No corporate, commercial or other private or publicly held entity shall abridge an individual’s freedom of speech or the rights of a free and unfettered press; the right of the people peaceably to assemble, and to petition for a redress of grievances will not be infringed.
In modern America, nothing poses a greater threat to individual liberties than the private sector. Corporations and other business entities routinely exert pressure on free expression, especially that of their employees.
If we assume that liberty depends critically on free expression in all its manifestations, including the right of a free press, then it logically follows that these rights must be defended against all repressive forces, not simply governmental ones.
Comment: Employer Disparagement vs. Non-Employment Related Speech
During the review phase of this process, multiple people asked about potential conflicts between this amendment and the rights of a company to conduct business, and in doing so they raised a valid point. Certainly we cannot act to safeguard any and all speech activities where businesses are concerned, can we?
First, it will become clear later in the New Constitution series that individuals have rights, but collective entities such as corporations do not. As such, in any case opposing an individual’s rights vs. the interests of a business, we will accord presumption to the individual.
That said, this amendment is intended to curtail corporate encroachment upon an individual’s non-employment related expression.

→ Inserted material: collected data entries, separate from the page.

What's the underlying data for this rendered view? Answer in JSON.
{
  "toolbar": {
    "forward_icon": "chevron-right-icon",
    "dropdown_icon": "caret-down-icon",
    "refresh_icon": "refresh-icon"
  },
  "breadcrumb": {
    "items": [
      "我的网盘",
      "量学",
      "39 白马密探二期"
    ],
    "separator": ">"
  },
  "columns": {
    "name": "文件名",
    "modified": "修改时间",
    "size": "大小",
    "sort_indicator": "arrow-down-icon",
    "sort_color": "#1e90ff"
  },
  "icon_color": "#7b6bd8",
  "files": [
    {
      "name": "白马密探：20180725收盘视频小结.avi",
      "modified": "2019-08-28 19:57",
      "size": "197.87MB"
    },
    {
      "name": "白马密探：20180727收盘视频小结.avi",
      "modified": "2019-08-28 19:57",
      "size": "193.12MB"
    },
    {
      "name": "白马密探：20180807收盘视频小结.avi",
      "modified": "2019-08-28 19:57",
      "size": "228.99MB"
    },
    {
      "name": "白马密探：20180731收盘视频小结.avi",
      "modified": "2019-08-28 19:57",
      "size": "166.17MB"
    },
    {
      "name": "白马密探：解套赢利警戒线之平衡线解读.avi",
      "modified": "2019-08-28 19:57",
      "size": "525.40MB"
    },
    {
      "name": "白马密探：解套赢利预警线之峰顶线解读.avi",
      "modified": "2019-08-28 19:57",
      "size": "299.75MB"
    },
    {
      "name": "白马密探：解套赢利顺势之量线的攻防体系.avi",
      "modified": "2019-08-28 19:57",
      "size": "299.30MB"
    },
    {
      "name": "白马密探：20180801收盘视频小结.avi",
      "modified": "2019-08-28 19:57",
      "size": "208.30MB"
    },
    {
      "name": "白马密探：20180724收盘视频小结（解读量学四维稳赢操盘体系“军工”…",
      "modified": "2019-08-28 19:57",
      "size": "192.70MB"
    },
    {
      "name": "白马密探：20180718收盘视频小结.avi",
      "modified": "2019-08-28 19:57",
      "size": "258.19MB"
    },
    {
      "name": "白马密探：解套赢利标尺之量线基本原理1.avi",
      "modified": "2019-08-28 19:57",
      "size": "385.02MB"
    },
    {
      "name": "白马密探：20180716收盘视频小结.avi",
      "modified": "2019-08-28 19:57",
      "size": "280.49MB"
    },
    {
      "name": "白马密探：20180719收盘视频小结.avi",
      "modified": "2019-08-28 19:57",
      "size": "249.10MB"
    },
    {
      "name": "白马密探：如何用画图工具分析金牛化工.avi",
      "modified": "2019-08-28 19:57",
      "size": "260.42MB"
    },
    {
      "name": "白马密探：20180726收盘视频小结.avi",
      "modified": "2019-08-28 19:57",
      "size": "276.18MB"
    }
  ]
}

An example illustrates the point.
Suppose person A is employed by XYZ Corporation, a large technology company that provides software and a variety of online services including a search engine.
Instance 1: Employee A is quoted in a magazine article saying that XYZ’s search engine is deficient, and that its competitor’s offering is far superior.
Instance 2: Employee A, while engaging in civic activity independent of work, is quoted in a magazine as saying that the mayor of the city in which XYZ is located (a close personal friend of XYZ’s CEO and a supporter of the company’s mission) is incompetent.
In instance 1, it is not unreasonable to at least infer a contract between XYZ and A that would regard disparagement of the company or product as malfeasance. In this view, it wouldn’t seem to be objectionable if XYZ terminated A for cause. In instance 2, however, A is not at work and isn’t engaged in any work-related activity of any sort. He/she is speaking either on his/her own behalf or on behalf of a civic third-party. In this case, the rights of the individual acting as a public citizen should not be abridged.
Our society has, in recent years, evolved an ever-more-expansive concept of corporate brand. Businesses take their public image quite seriously, as they should, and any action on the part of a company’s representatives or employees that damages the company’s reputation can be treated as malfeasance. Embarrassing the company is, in short, regarded as a firing offense.
This view of brand serves no compelling public interest, and in fact mitigates against the greater social benefit attending free expression. If freedom of speech is central to the function of the Republic, then anything that encroaches upon it works against the common good.
I am open to debate on the “disparagement” question. I am not convinced that employers aren’t entitled to a certain measure of loyalty from those who work for them. (This doesn’t include cases of legitimate whistleblowing, of course.) As a result, I may be convinced that disparagement isn’t deserving of constitutional protection. I may also be convinced that it is, and I invite comment on this point.